Cable distribution deals are pretty simple today. The cable company (or fiber company, in the case of Verizon's FiOS broadcast service) sits down with content providers, hammers out a deal to display certain channels or entire portfolios, and then pays a fixed monthly sum per subscriber. But Verizon thinks the current system is terribly inefficient.

"We are paying for a customer who never goes to the channel," said chief programming negotiator Terry Denson in a Wall Street Journal interview this week. Some channels see very little use, but their costs must be spread out across every customer anyhow.

Verizon wants to measure how big this baseball hero really is to its subscribers.

Because Verizon's Internet-based TV service requires an official set-top box (you can't just hook your TV up to the fiber and call it a day), the company can see usage patterns in minute detail. So why not use this rich data to determine a fair price for the stuff FiOS customers actually watch?

"If you are willing to give a channel five minutes of your time, the cash register would ring in favor of the programmer," Denson said. Customers would have access to a much wider selection of channels than they do today, but content owners would be paid based on what we actually watch.

This idea pits giant against giant. Verizon is one of the most pure content-distributors in the cable-like market, as it doesn't produce any shows itself. Comcast (CMCSA 1.62%) and Time Warner (TWX) have interests on both sides of the equation, which explains why they're not terribly interested in shaking up a system that might unfairly reward niche programming. Walt Disney (DIS -0.45%) is an example of Verizon's extreme opposite: The Mouse loves to sell its ESPN, the Disney Channel, and the ABC network as part of broad bundles, even if cable subscribers wouldn't watch them.

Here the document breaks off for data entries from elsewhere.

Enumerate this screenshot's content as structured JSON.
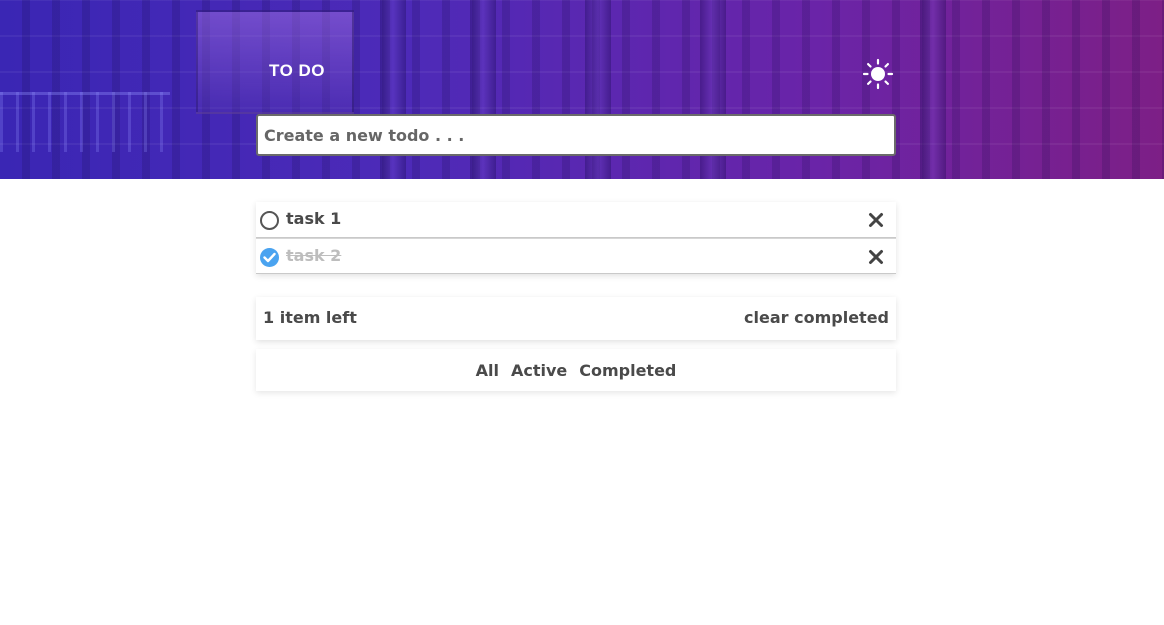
{
  "header": {
    "title": "TO DO",
    "theme_icon": "sun-icon"
  },
  "new_todo": {
    "placeholder": "Create a new todo . . .",
    "value": ""
  },
  "todos": [
    {
      "text": "task 1",
      "completed": false
    },
    {
      "text": "task 2",
      "completed": true
    }
  ],
  "footer": {
    "items_left": "1 item left",
    "clear_completed": "clear completed"
  },
  "filters": {
    "all": "All",
    "active": "Active",
    "completed": "Completed"
  },
  "colors": {
    "accent": "#4aa3f0",
    "text": "#4a4a4a",
    "completed_text": "#bdbdbd",
    "hero_start": "#3a26b4",
    "hero_end": "#7d1f86"
  }
}
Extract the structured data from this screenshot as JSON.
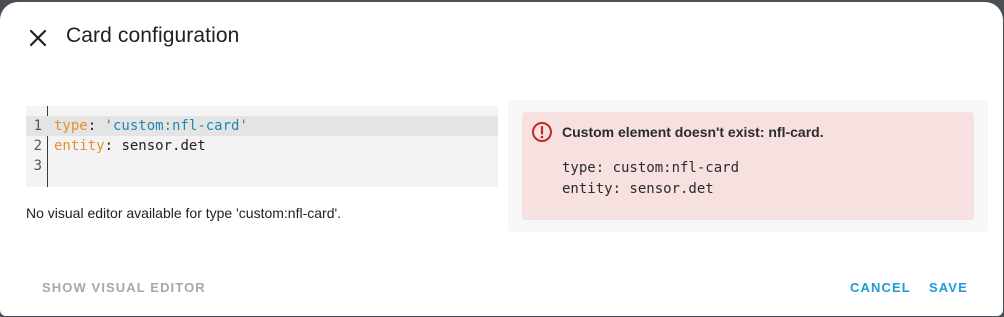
{
  "dialog": {
    "title": "Card configuration",
    "close_icon": "close-icon"
  },
  "editor": {
    "lines": [
      {
        "num": "1",
        "key": "type",
        "sep": ": ",
        "value": "'custom:nfl-card'",
        "value_kind": "string"
      },
      {
        "num": "2",
        "key": "entity",
        "sep": ": ",
        "value": "sensor.det",
        "value_kind": "plain"
      },
      {
        "num": "3",
        "key": "",
        "sep": "",
        "value": "",
        "value_kind": "plain"
      }
    ],
    "active_line": 1
  },
  "hint": "No visual editor available for type 'custom:nfl-card'.",
  "preview": {
    "error_icon": "alert-circle-icon",
    "error_title": "Custom element doesn't exist: nfl-card.",
    "yaml_lines": [
      "type: custom:nfl-card",
      "entity: sensor.det"
    ]
  },
  "footer": {
    "show_visual_editor": "SHOW VISUAL EDITOR",
    "cancel": "CANCEL",
    "save": "SAVE"
  },
  "colors": {
    "accent": "#1d9bd6",
    "error_background": "#f6e0e0",
    "error_icon": "#c62828",
    "yaml_key": "#e5912e",
    "yaml_string": "#1e88b4"
  }
}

Verizon hasn't discussed this new plan with any of the big content-makers so far, starting small with unnamed "mid-tier and smaller" creators. If and when the idea moves on to the big stage, Verizon could end up turning the entire cable industry on its head. The epic conflict will move markets, as both Disney and Verizon are part of the Dow Jones Industrial Average (^DJI 0.06%). Another anonymous cable executive told the WSJ that it would take "a giant seismic shift" in the industry to get that far.